Monday, February 15, 2016

Right On!

She got it perfect, we don’t want them to change their minds, we just want them to allow us to live our lives.
Trans people have no dispute with feminists - they either support transgender rights or they do not
If you’ve got a problem with trans people, that’s your problem - and I want nothing to do with you
Independent
By Paris Lees
February 13, 2016

A journalist contacted me recently for a feature she was writing about “the row” between trans-exclusionary radical feminists (TERFs) and trans people. She told me it would be a “balanced” piece that listened to “all the sides of the debate”. I offered her a quote: “In Britain, 48 per cent of young trans people have attempted suicide. What drives them to feel so hopeless, desperate and alone? Could it be the widespread social exclusion, family rejection, workplace discrimination, media ridicule, poor healthcare and street violence trans people face? If you want to talk about trans issues, start here.”

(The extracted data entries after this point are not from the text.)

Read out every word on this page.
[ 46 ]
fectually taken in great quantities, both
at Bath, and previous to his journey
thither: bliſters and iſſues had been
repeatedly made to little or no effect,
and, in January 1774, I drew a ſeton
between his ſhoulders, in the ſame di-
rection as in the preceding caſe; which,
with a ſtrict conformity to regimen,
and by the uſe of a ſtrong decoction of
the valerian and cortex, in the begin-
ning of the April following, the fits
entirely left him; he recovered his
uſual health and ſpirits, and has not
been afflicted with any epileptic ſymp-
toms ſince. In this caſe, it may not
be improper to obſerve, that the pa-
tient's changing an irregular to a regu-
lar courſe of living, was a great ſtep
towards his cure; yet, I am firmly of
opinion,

She asked me how I’d like to be “treated, perceived and/or accepted by radical feminists”. I don’t. Like most people I just want to get on with my life without constantly being beaten over the head and asked to justify my existence. If you think I’m a man, fine. I don’t need you to accept me. But I won’t sit back and let you take away my rights.
Exactly! We will not sit around and let them take our rights away. I am not asking you to like me, I am not asking for you to change your mind about us, although that would be nice, we are not asking for “special rights” we just want to be treated like anyone else*.

She goes on to write,
If you’ve got a problem with trans people, that’s your problem. As Andrea Dworkin, Gloria Steinham and Angela Davis prove, it’s perfectly possible to be a feminist and celebrate trans people. If you don’t, that’s nothing to do with feminism and everything to do with you. And I want nothing to do with you.


*Once when I was moderating a panel discussion about the new gender identity/expression non-discrimination act. The panel was made of lawyers from GLAD and CHRO, a trans woman in the audience asked a question about the way her boss treated her. The CHRO lawyer asked the woman how did her boss treat everyone else at work and the woman replied that he treated everyone the same way. To which the CHRO lawyer responded, it is not against the law for your boss to be a jerk, it is only against the law for him to be a jerk to you because of your gender identity.